Il Codacons fa sapere di aver presentato un esposto alla Procura della Repubblica di Roma contro l’Inps “per i gravi ritardi nei pagamenti della cassa integrazione in deroga a favore dei lavoratori danneggiati dall’emergenza coronavirus, e chiede oggi il commissariamento dell’ente attraverso il ricorso alle strutture territoriali della Guardia di Finanza per definire le pratiche ancora pendenti”. Nell’atto dell’associazione si chiede alla magistratura di aprire una indagine per omissione di atti d’ufficio e abuso.

“La gravissima situazione legata all’illegittimo e ingiustificato ritardo nel pagamento della Cassa integrazione – si legge nell’esposto – sta creando situazioni di preoccupante disagio sociale, con una intera collettività in situazione di bisogno e senza i soldi necessari, con continui rimpalli di responsabilità tra Inps e Regioni e il mancato avveramento delle promesse del Presidente del Consiglio dei ministri.
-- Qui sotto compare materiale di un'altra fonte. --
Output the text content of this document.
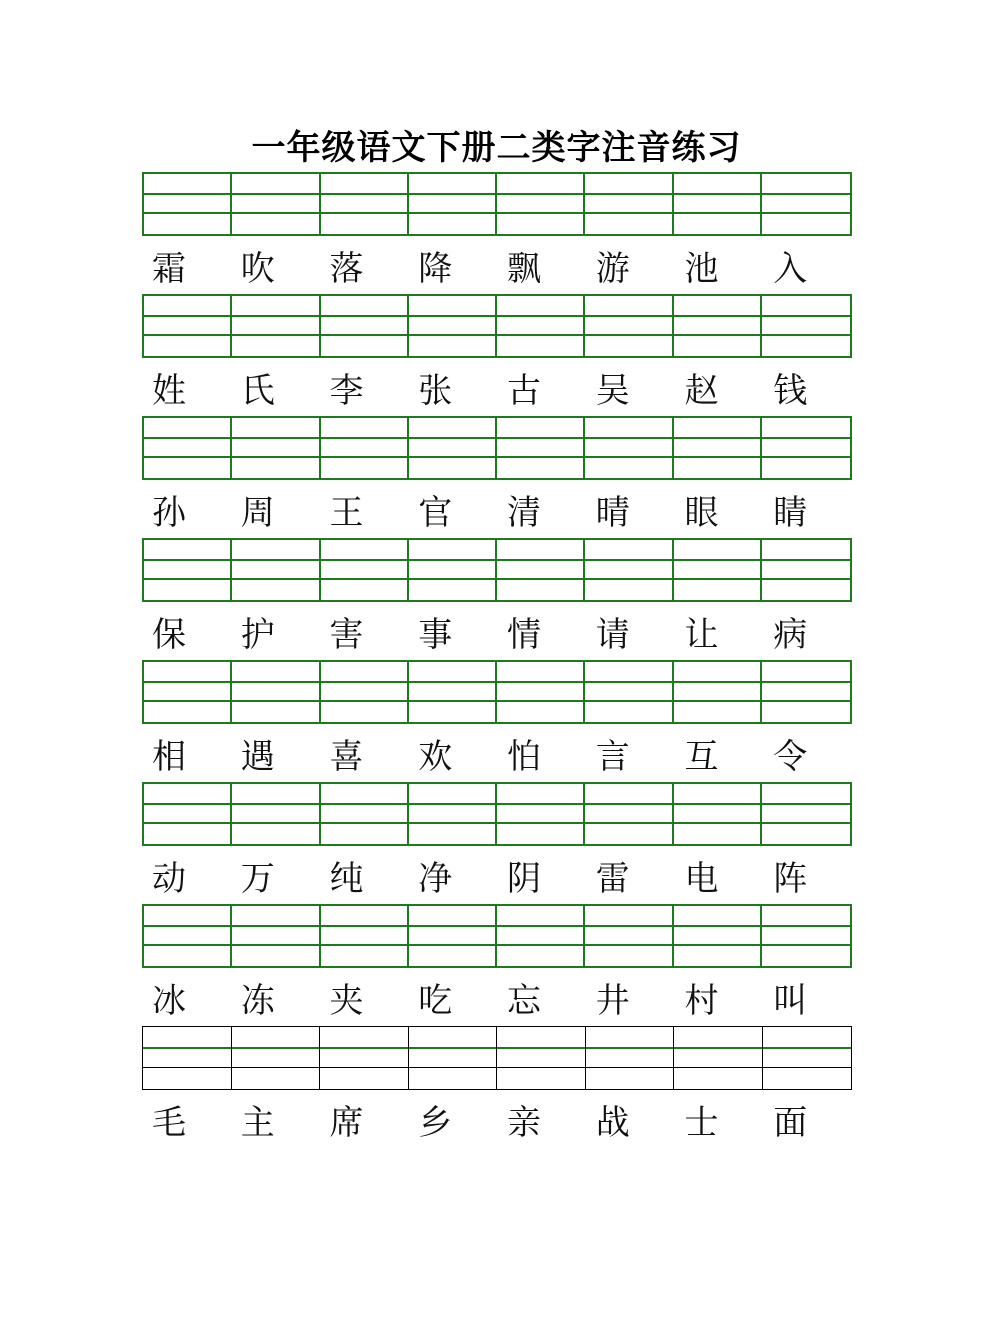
一年级语文下册二类字注音练习
霜	吹	落	降	飘	游	池	入
姓	氏	李	张	古	吴	赵	钱
孙	周	王	官	清	晴	眼	睛
保	护	害	事	情	请	让	病
相	遇	喜	欢	怕	言	互	令
动	万	纯	净	阴	雷	电	阵
冰	冻	夹	吃	忘	井	村	叫
毛	主	席	乡	亲	战	士	面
L’operato della p.a. fatto di ritardi, omissioni e inadempimenti agli obblighi previsti dalla legge, sta vanificando gli sforzi di chi, in questi mesi, ha fatto sacrifici per restare a casa chiudendo negozi e attività inottemperanza delle limitazioni imposte del governo ma lasciati a se stessi”.
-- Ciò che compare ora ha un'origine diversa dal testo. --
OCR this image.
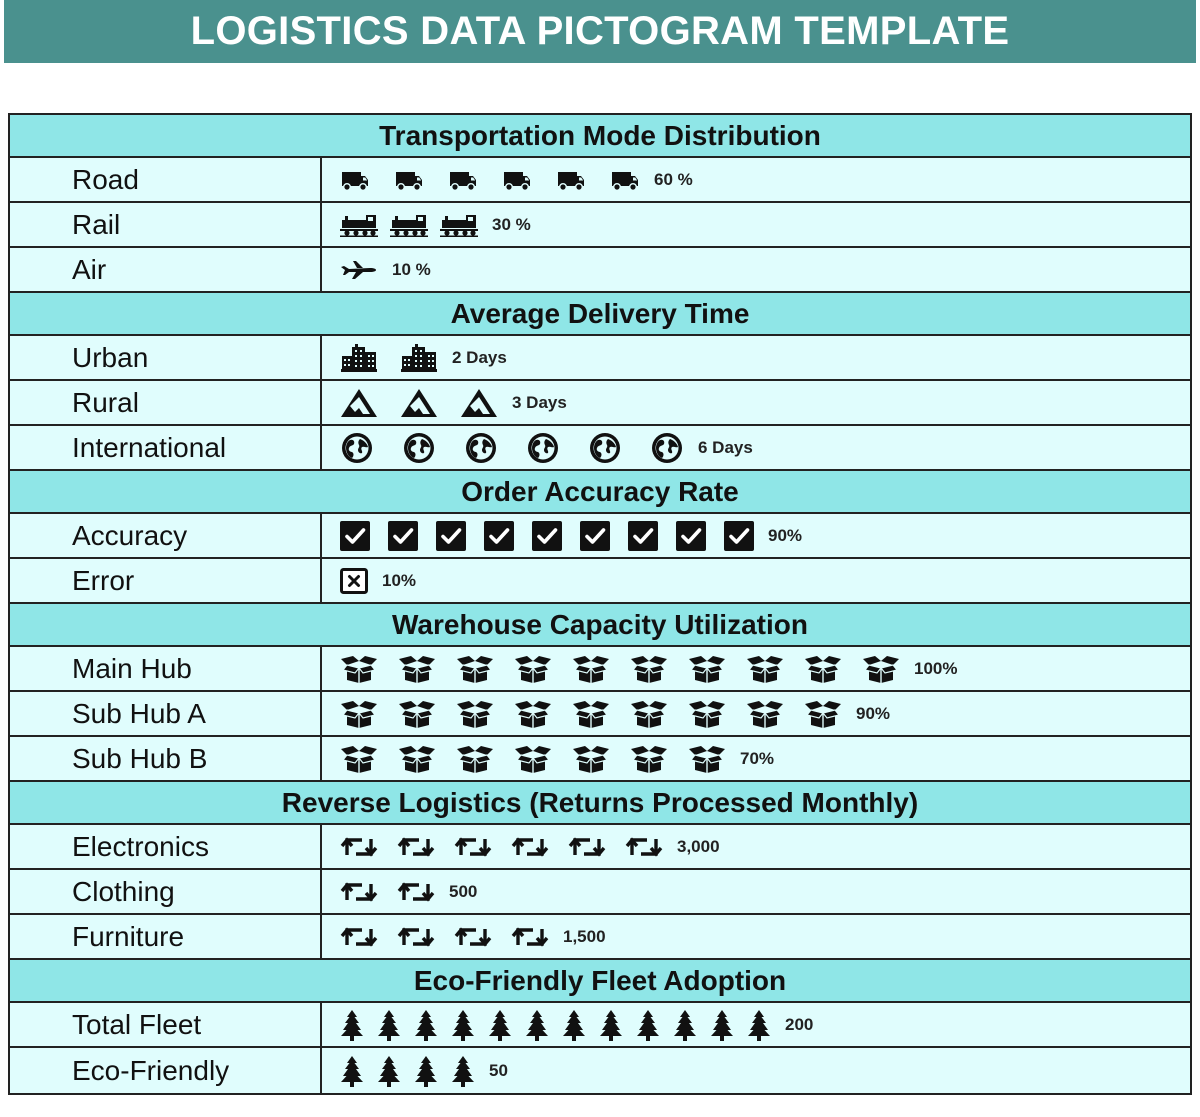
LOGISTICS DATA PICTOGRAM TEMPLATE
Transportation Mode Distribution
Road	60 %
Rail	30 %
Air	10 %
Average Delivery Time
Urban	2 Days
Rural	3 Days
International	6 Days
Order Accuracy Rate
Accuracy	90%
Error	10%
Warehouse Capacity Utilization
Main Hub	100%
Sub Hub A	90%
Sub Hub B	70%
Reverse Logistics (Returns Processed Monthly)
Electronics	3,000
Clothing	500
Furniture	1,500
Eco-Friendly Fleet Adoption
Total Fleet	200
Eco-Friendly	50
Il Codacons ha chiesto alla Procura di accertare “se possa sussistere a carico dell’Inps e delle singole Regioni la responsabilità per i seri e gravi ritardi nell’erogazione delle CIG mentre le famiglie vivono nel caos, poiché in caso affermativo potrebbero configurarsi diverse fattispecie penalmente rilevanti quali ritardo e omissione di atti d’ufficio e oltre tutte le ipotesi e fattispecie che dovessero essere ravvisate dalla S.V. e in caso affermativo esercitare l’azione penale nei confronti di tutti coloro che verranno accertati come responsabili”.
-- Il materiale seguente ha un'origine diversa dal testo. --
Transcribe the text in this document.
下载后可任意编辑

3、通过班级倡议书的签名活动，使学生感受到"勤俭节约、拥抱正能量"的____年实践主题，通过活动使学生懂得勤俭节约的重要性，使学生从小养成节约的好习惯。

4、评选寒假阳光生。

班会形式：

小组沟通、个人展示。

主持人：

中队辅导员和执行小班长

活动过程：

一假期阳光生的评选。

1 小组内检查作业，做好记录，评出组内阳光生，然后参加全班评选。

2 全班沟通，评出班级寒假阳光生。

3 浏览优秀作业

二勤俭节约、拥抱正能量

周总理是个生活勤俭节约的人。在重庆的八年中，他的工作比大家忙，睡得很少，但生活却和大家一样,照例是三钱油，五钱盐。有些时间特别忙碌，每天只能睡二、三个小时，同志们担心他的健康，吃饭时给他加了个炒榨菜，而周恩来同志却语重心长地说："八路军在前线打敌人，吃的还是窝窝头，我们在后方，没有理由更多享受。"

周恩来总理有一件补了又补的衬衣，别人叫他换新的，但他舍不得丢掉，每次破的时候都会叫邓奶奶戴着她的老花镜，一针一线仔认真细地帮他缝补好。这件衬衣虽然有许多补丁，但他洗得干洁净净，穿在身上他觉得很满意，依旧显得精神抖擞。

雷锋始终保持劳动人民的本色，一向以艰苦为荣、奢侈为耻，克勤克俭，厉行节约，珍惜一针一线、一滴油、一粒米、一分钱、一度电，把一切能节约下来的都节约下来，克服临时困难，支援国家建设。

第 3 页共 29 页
“L’associazione – si legge infine in una nota Codacons – auspica che nel prossimo decreto sul rilancio siano eliminati i percorsi tortuosi che sulla cassa integrazione coinvolgono le regioni, allungando a dismisure i tempi, e avvia inoltre una azione collettiva per tutti i datori di lavoro per i danni causati dal ritardo nell’erogazione della Cig. Sul sito www.codacons.it il modulo per aderire”.